MacKenzie has another floor post planned, but first I thought I'd talk a little about the installation process. I installed 3/4" x 2 1/4" tongue-and-groove unfinished red oak flooring.

Our existing subfloor is 1" x 8" planks. Before starting the install, I replaced a couple of decaying boards and then made sure all the nails were pounded in all the way. Then I laid down 15-lb felt paper. I found different answers online about whether to overlap adjacent pieces and whether or not to staple it down, but I overlapped by 3-4" and stapled.


I had the issue of how to transition from the existing wood to the new wood. Ideally, you would interlace the boards, so adjacent boards don't end right next to each other, but that wasn't an option without tearing out boards. So I did as Lumber Liquidators suggested and put one row of flooring perpendicular to the existing floor to serve as a transition strip (visible in photo above). I installed the strip with the tongue facing the new flooring, which was really the only option. Before installing the strip, I had to take a circular saw and cut the existing floor so all pieces ended evenly (a few pieces previously extended a few inches more than the rest). It was not easy to get this straight, but I did what I could using a chalk line.

Before installing, to back up a bit, I brought the wood into the kitchen for a few days to allow it to assume room temperature and room humidity. I separated the boards into piles based on size. This helped break up the different bundles I bought, and allow for easy board selection during installation. I also picked out boards that were less than perfect. I used most of these against the west wall, where they will be covered with cabinets.

I began at the west wall by using a chalk line to measure out a line about 1/2" from the wall (this is the expansion gap) I laid out 3 rows of flooring, cutting the ends of the last pieces to make them fit, leaving about 1/2" for expansion along the south wall (this gap will be covered by baseboards). These rows had to be face-nailed by hand (nailed through the top through pre-drilled holes). I had to work around the water pipes for the sink here by making notches in the side of a short piece of wood at both ends.

I started out trying to do the job with a manual floor nailer that I rented, but I found that the nails wouldn't quite go all the way in. I had to set them by hand, which was slow and occasionally led to bent nails. The nails were more or less unremoveable once placed, unless you take up the board and pound them out from underneath. When necessary, I would generally twist and bend a partially-driven nail to break it off if it had more than 1/2" sticking out.
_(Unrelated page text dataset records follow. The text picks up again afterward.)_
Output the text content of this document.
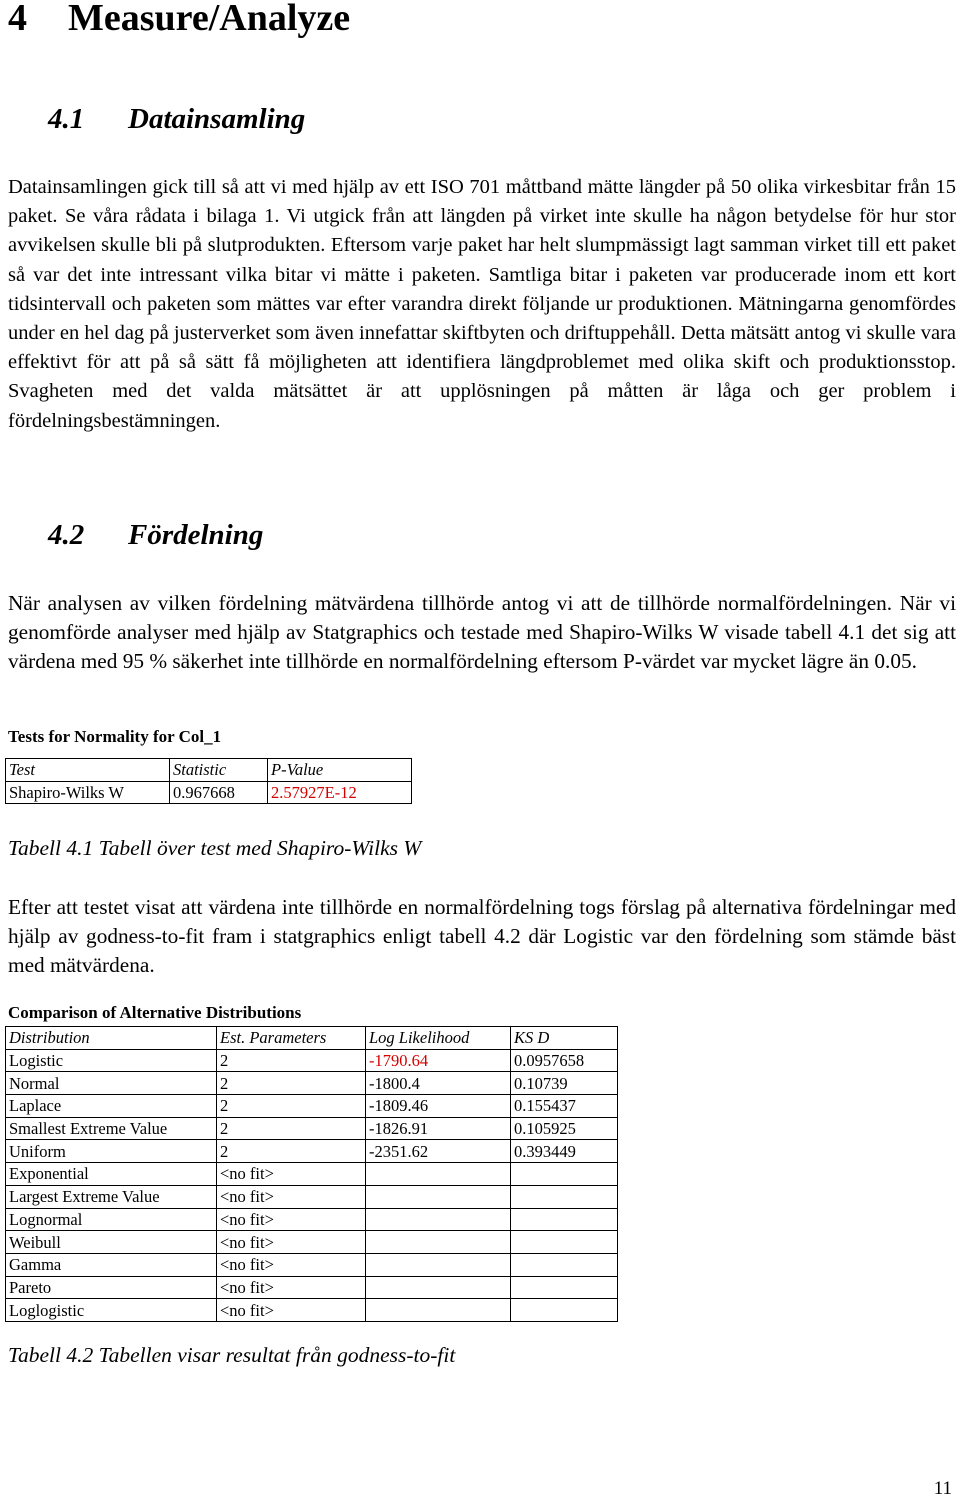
4 Measure/Analyze
4.1 Datainsamling

Datainsamlingen gick till så att vi med hjälp av ett ISO 701 måttband mätte längder på 50 olika virkesbitar från 15 paket. Se våra rådata i bilaga 1. Vi utgick från att längden på virket inte skulle ha någon betydelse för hur stor avvikelsen skulle bli på slutprodukten. Eftersom varje paket har helt slumpmässigt lagt samman virket till ett paket så var det inte intressant vilka bitar vi mätte i paketen. Samtliga bitar i paketen var producerade inom ett kort tidsintervall och paketen som mättes var efter varandra direkt följande ur produktionen. Mätningarna genomfördes under en hel dag på justerverket som även innefattar skiftbyten och driftuppehåll. Detta mätsätt antog vi skulle vara effektivt för att på så sätt få möjligheten att identifiera längdproblemet med olika skift och produktionsstop. Svagheten med det valda mätsättet är att upplösningen på måtten är låga och ger problem i fördelningsbestämningen.

4.2 Fördelning

När analysen av vilken fördelning mätvärdena tillhörde antog vi att de tillhörde normalfördelningen. När vi genomförde analyser med hjälp av Statgraphics och testade med Shapiro-Wilks W visade tabell 4.1 det sig att värdena med 95 % säkerhet inte tillhörde en normalfördelning eftersom P-värdet var mycket lägre än 0.05.

Tests for Normality for Col_1

Test	Statistic	P-Value
Shapiro-Wilks W	0.967668	2.57927E-12

Tabell 4.1 Tabell över test med Shapiro-Wilks W

Efter att testet visat att värdena inte tillhörde en normalfördelning togs förslag på alternativa fördelningar med hjälp av godness-to-fit fram i statgraphics enligt tabell 4.2 där Logistic var den fördelning som stämde bäst med mätvärdena.

Comparison of Alternative Distributions

Distribution	Est. Parameters	Log Likelihood	KS D
Logistic	2	-1790.64	0.0957658
Normal	2	-1800.4	0.10739
Laplace	2	-1809.46	0.155437
Smallest Extreme Value	2	-1826.91	0.105925
Uniform	2	-2351.62	0.393449
Exponential	<no fit>		
Largest Extreme Value	<no fit>		
Lognormal	<no fit>		
Weibull	<no fit>		
Gamma	<no fit>		
Pareto	<no fit>		
Loglogistic	<no fit>		

Tabell 4.2 Tabellen visar resultat från godness-to-fit

11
I then rented a pneumatic nailer, which uses an air compressor to assist the mallet in driving the nail. This one gave me the same problem. I switched to a larger air compressor, thinking that might solve the problem, but it didn't. I thought maybe my floor was too hard, but another return to the rental place to try a different pneumatic nailer proved successful. It wasn't me, after all, it was the tools. With that taken care of, I could proceed. By this time, I had laid out about half the floor, so I just had to go back and nail the rows that were ready to go. I made marks on the east and west walls where the floor joists were, and tried to nail into them when possible, while still maintaining 8-10" nail spacing.


Another obstacle to work around was the vent. We decided to put in a wooden vent that lies flush with the floor, so I had to make it fit by cutting some small pieces (the gap you see below was filled in later).
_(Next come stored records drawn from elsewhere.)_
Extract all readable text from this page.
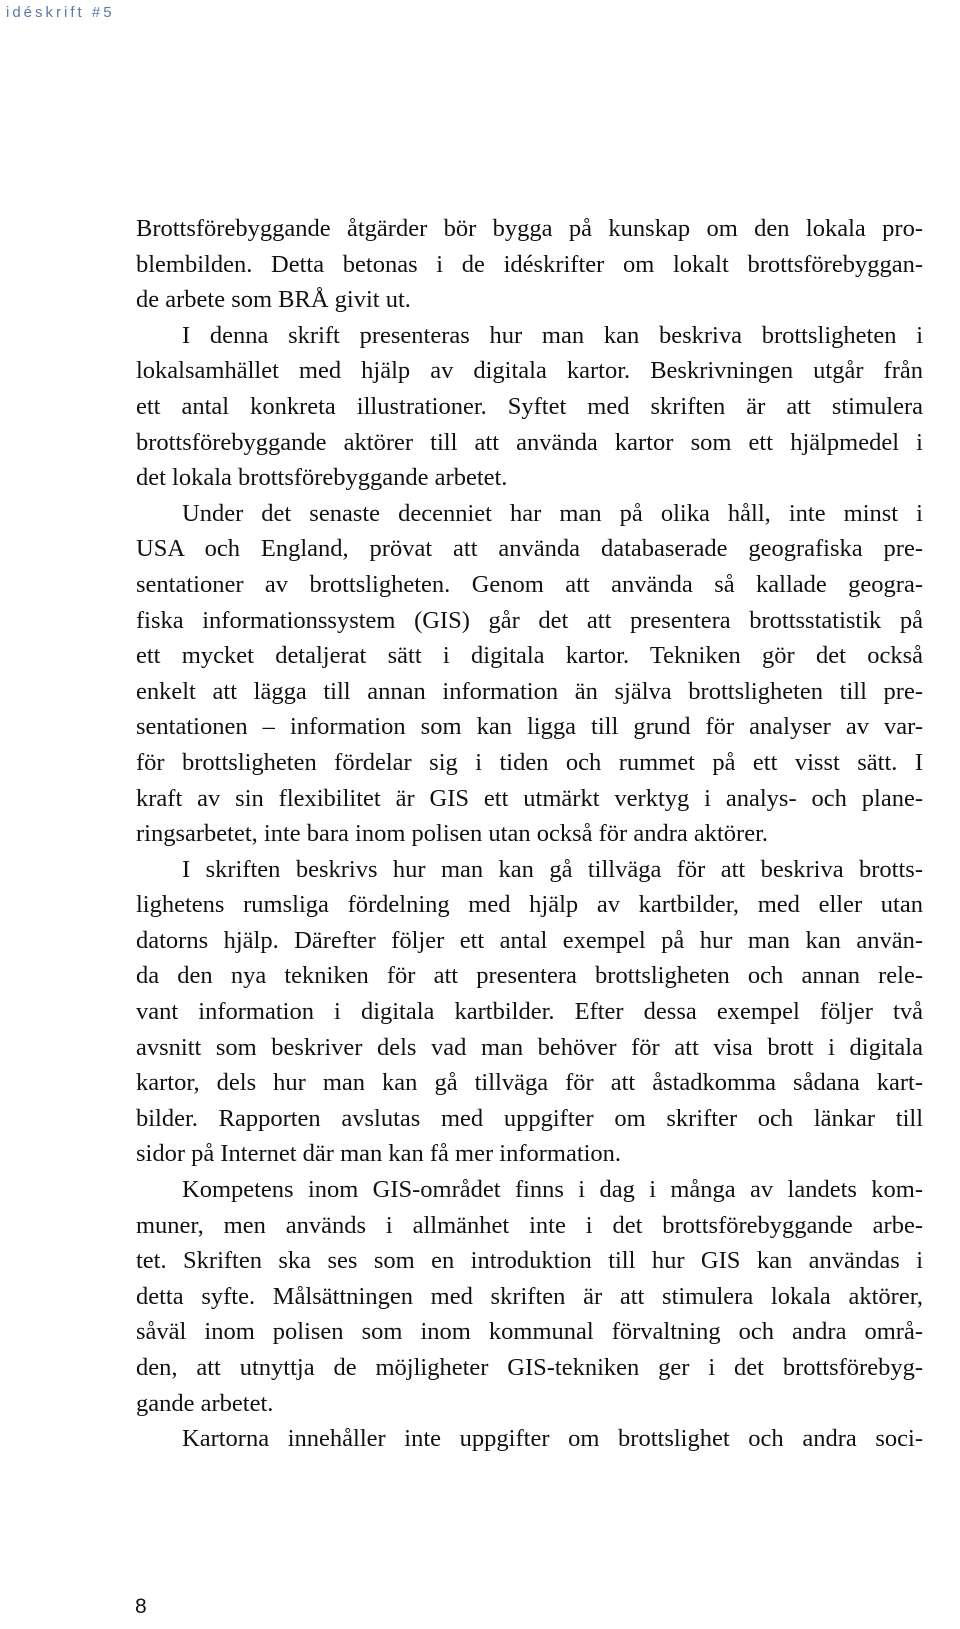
idéskrift #5
Brottsförebyggande åtgärder bör bygga på kunskap om den lokala pro-
blembilden. Detta betonas i de idéskrifter om lokalt brottsförebyggan-
de arbete som BRÅ givit ut.
I denna skrift presenteras hur man kan beskriva brottsligheten i
lokalsamhället med hjälp av digitala kartor. Beskrivningen utgår från
ett antal konkreta illustrationer. Syftet med skriften är att stimulera
brottsförebyggande aktörer till att använda kartor som ett hjälpmedel i
det lokala brottsförebyggande arbetet.
Under det senaste decenniet har man på olika håll, inte minst i
USA och England, prövat att använda databaserade geografiska pre-
sentationer av brottsligheten. Genom att använda så kallade geogra-
fiska informationssystem (GIS) går det att presentera brottsstatistik på
ett mycket detaljerat sätt i digitala kartor. Tekniken gör det också
enkelt att lägga till annan information än själva brottsligheten till pre-
sentationen – information som kan ligga till grund för analyser av var-
för brottsligheten fördelar sig i tiden och rummet på ett visst sätt. I
kraft av sin flexibilitet är GIS ett utmärkt verktyg i analys- och plane-
ringsarbetet, inte bara inom polisen utan också för andra aktörer.
I skriften beskrivs hur man kan gå tillväga för att beskriva brotts-
lighetens rumsliga fördelning med hjälp av kartbilder, med eller utan
datorns hjälp. Därefter följer ett antal exempel på hur man kan använ-
da den nya tekniken för att presentera brottsligheten och annan rele-
vant information i digitala kartbilder. Efter dessa exempel följer två
avsnitt som beskriver dels vad man behöver för att visa brott i digitala
kartor, dels hur man kan gå tillväga för att åstadkomma sådana kart-
bilder. Rapporten avslutas med uppgifter om skrifter och länkar till
sidor på Internet där man kan få mer information.
Kompetens inom GIS-området finns i dag i många av landets kom-
muner, men används i allmänhet inte i det brottsförebyggande arbe-
tet. Skriften ska ses som en introduktion till hur GIS kan användas i
detta syfte. Målsättningen med skriften är att stimulera lokala aktörer,
såväl inom polisen som inom kommunal förvaltning och andra områ-
den, att utnyttja de möjligheter GIS-tekniken ger i det brottsförebyg-
gande arbetet.
Kartorna innehåller inte uppgifter om brottslighet och andra soci-
8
When I got within about 5 rows of the end, I was no longer able to use the nailer, because there was no room to swing the hammer. I tongue nailed a few rows by hand, but had to face-nail the last two. I had several long boards left at this point (40-50 inches), and I realized this portion of the project would have been easier with shorter boards. Tongue-nailing serves to help push a board flush against the previous row, something that is important with longer boards, because they can be harder to get a close fit with. A large board will overlap several shorter boards, and if these pieces are slightly misaligned, it will affect the fit of the long boards. Tongue-nailing with the nailer usually overcomes this difficulty, but face-nailing does not. So use up your long boards before you get to the end.

My last row ended about 1/2" from the east wall. This was perfect - close enough to be covered by the baseboard, without requiring me to rip (cut longitudinally) the last row. To finish, I had to do the area under the door, ending with stair nosing where the floor steps down into the entry way. I had to file away at the bottom of the door jamb in order to fit pieces under it. To get the stair nosing tight against the next row, I had to file away at the lip underneath so the piece extended further in from the edge (thus slightly reducing the overhang. Here is the installed product:


One more note: when you put your drill down after pre-drilling holes for face-nailing, lay it down instead of standing it up. If you do the latter, and you knock the drill over, it will fall forward and break the bit. I found this out twice.